M.Ö. 2. yüzyıldan kalma Samnite Evi herculaneum’da şimdiye kadar keşfedilen en eski binalardan birisidir.. Evin eski olması, Roma imparatorluğu öncesinde bölgeye hakim olan Samnite kavminin isminin verilmesine neden olmuştur. Giriş kapısından kısa bir geçiş ile atrium’a ulaşılır.. Girişin duvarındaki kabartma süslemeler renkleri solmuş olsa da görülmeye değerdir.

Atrium şehirdeki diğer evlere göre etkileyici bir durumdadır.. Yüksek tavan, geniş alan ve ortadaki havuz bu evi zengin göstermektedir. Bütün odalar atrium’a açılmaktadır.. Evin üst katında; dört tarafında iyonik sütunlar, aralarında sıvadan çitler bulunmaktadır. Üç tarafın sütunlar arası kaplanarak, dışardan merdivenli bir giriş yapılarak  ayrı bir mekan yaratılmış, belki de başkalarına satılmış veya kiralanmıştır.

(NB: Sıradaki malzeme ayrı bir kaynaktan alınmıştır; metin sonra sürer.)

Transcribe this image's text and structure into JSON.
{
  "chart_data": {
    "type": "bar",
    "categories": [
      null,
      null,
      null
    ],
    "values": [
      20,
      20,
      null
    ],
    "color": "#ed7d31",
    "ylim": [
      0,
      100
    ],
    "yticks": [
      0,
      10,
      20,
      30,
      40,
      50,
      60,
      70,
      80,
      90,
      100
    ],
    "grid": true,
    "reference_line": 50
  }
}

Herculaneum’da  yaklaşık 1.800 m2 alanı ile en büyük evlerden birisidir.. Küçük bir saray olarak tanımlanabilecek bu ev, Girit ve Cyrene (Libya) valisi (praetoru ve prokonsülü ) olan, şehire çok katkıları olan Marcus Nonius Balbus’a ev sahipliği yaptığına inanılıyordu..

Evin girişi sizi direkt olarak atrium’a taşımaktadır.. Atrium, üst katı destekleyen tuğladan yapılmış ve üzeri sıvanmış kırmızı sütunlarla kaplıdır. Sütunların aralarındaki boşluklara, kötü ruhlara karşı korunmak için kullanılan Dionysos kabartmalı mermer diskler asılmıştır.. Atrium’un güney duvarında , Telephus mitinden bir bölümü tasvir eden neo-Attika kabartmanın bir kopyası vardır ve evin isminin verilmesine neden olmuştur. Kazılar sırasında evde bir çok heykel bulunmuştur.

MÖ. 27 ve MS. 14 arasında marinaya bakan panoramik sırt üzerine inşa edilen ev zaman içinde ilaveler olduğu için farklı eksenlerde, düzensiz biçimde büyümüştür. Alanı “suburbane hamamına” kadar uzanmaktadır. Zamanında üç katlı kulesi ve onun abartılı süslemeleri, evi şehrin en prestijli evlerinden biri haline getiriyordu. Özellikle en üst kat Napoli Körfezi’nin muhteşem manzarasına sahip olmak için yapılmıştı.. Burada, mermer duvarlı ve zeminli görkemli yemek odası bir terasla çevriliydi. Çok renkli ve yaldızlı ahşap tavan bu gün arkeologlar tarafından bir araya getirilerek roma çatı kültürü konusunda bize müthiş bilgiler vermektedir.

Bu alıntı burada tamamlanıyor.